The APA says standard marijuana use has been linked to an approximate 6 point decline in Intelligence Quotient (IQ), comparable to the effects of exposure to lead. Young people are the most affected by it; research says it can lead to under-developed cognition, delayed development of brain function, and difficulty dealing with stress and emotions. Over time, that can translate to low education levels, poor job satisfaction, and higher risk of emotional problems.

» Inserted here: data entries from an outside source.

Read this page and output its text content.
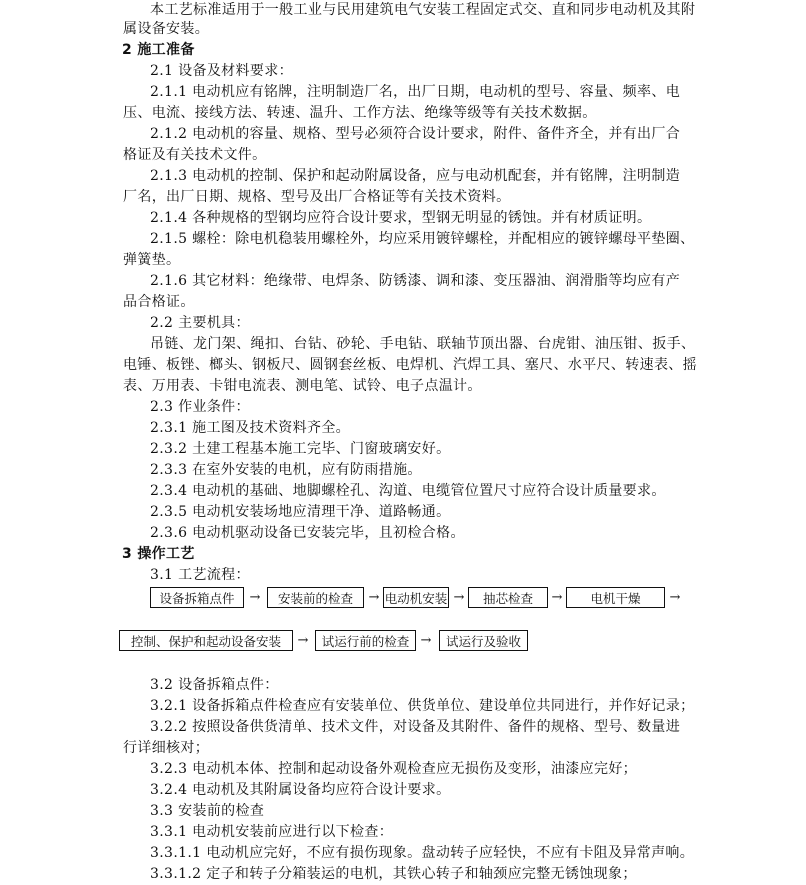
本工艺标准适用于一般工业与民用建筑电气安装工程固定式交、直和同步电动机及其附
属设备安装。
2 施工准备
2.1 设备及材料要求：
2.1.1 电动机应有铭牌，注明制造厂名，出厂日期，电动机的型号、容量、频率、电
压、电流、接线方法、转速、温升、工作方法、绝缘等级等有关技术数据。
2.1.2 电动机的容量、规格、型号必须符合设计要求，附件、备件齐全，并有出厂合
格证及有关技术文件。
2.1.3 电动机的控制、保护和起动附属设备，应与电动机配套，并有铭牌，注明制造
厂名，出厂日期、规格、型号及出厂合格证等有关技术资料。
2.1.4 各种规格的型钢均应符合设计要求，型钢无明显的锈蚀。并有材质证明。
2.1.5 螺栓：除电机稳装用螺栓外，均应采用镀锌螺栓，并配相应的镀锌螺母平垫圈、
弹簧垫。
2.1.6 其它材料：绝缘带、电焊条、防锈漆、调和漆、变压器油、润滑脂等均应有产
品合格证。
2.2 主要机具：
吊链、龙门架、绳扣、台钻、砂轮、手电钻、联轴节顶出器、台虎钳、油压钳、扳手、
电锤、板锉、榔头、钢板尺、圆钢套丝板、电焊机、汽焊工具、塞尺、水平尺、转速表、摇
表、万用表、卡钳电流表、测电笔、试铃、电子点温计。
2.3 作业条件：
2.3.1 施工图及技术资料齐全。
2.3.2 土建工程基本施工完毕、门窗玻璃安好。
2.3.3 在室外安装的电机，应有防雨措施。
2.3.4 电动机的基础、地脚螺栓孔、沟道、电缆管位置尺寸应符合设计质量要求。
2.3.5 电动机安装场地应清理干净、道路畅通。
2.3.6 电动机驱动设备已安装完毕，且初检合格。
3 操作工艺
3.1 工艺流程：
设备拆箱点件	→	安装前的检查	→ 电动机安装 →	抽芯检查	→	电机干燥	→
控制、保护和起动设备安装	→	试运行前的检查 →	试运行及验收
3.2 设备拆箱点件：
3.2.1 设备拆箱点件检查应有安装单位、供货单位、建设单位共同进行，并作好记录；
3.2.2 按照设备供货清单、技术文件，对设备及其附件、备件的规格、型号、数量进
行详细核对；
3.2.3 电动机本体、控制和起动设备外观检查应无损伤及变形，油漆应完好；
3.2.4 电动机及其附属设备均应符合设计要求。
3.3 安装前的检查
3.3.1 电动机安装前应进行以下检查：
3.3.1.1 电动机应完好，不应有损伤现象。盘动转子应轻快，不应有卡阻及异常声响。
3.3.1.2 定子和转子分箱装运的电机，其铁心转子和轴颈应完整无锈蚀现象；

In general though, Lontz says there just haven’t been randomized, controlled, trial-based studies to scientifically back up claims that cannabis has mental or physical health benefits. So any reports of this are anecdotal at this time.

“No different from the guy who says ‘My father smoked until the day he died at 92 years old!’ while ignoring the fact that 440,000 Americans die annually secondary to tobacco use,” said Dr. Lontz.

So why haven’t these studies been conducted? Legal reasons, plus funding issues. Because marijuana isn’t legal at the federal level, federal funds can’t be used in studying it, which severely limits resources and opportunities to do so.

Another issue that makes answering the question ‘Is marijuana effective in treating metal health issues?’ is that self-prescribing it can be risky. Because cannabis isn’t regulated by the U.S. Food and Drug Administration, proper controlled dosing is an inexact science.

“For example, intensity and duration of an inhaled puff of marijuana as well as purity and potency of the drug in its smoked form would need to be controlled in clinical studies before making conclusions about how much or how little is safe and effective,” Lontz said. “This is in comparison to the label on the bottle of ibuprofen that says there are exactly 200 milligrams of active ingredient per pill.”

That is part of why Dr. Lontz recommends being open with your health care provider about your habits; this helps to ensure that any medications or treatments prescribed won’t negatively react with marijuana in your system.

“My A-Level recommendation is that you take a chance on being open and honest about everything you discuss with a healthcare provider. Especially tell your primary care provider about everything you take, prescribed or not, legal or illegal.”

Tracy Damon is a Spokane-based freelancer who has been writing professionally for 20 years. She has been covering i502 issues since recreational cannabis became legal in Washington.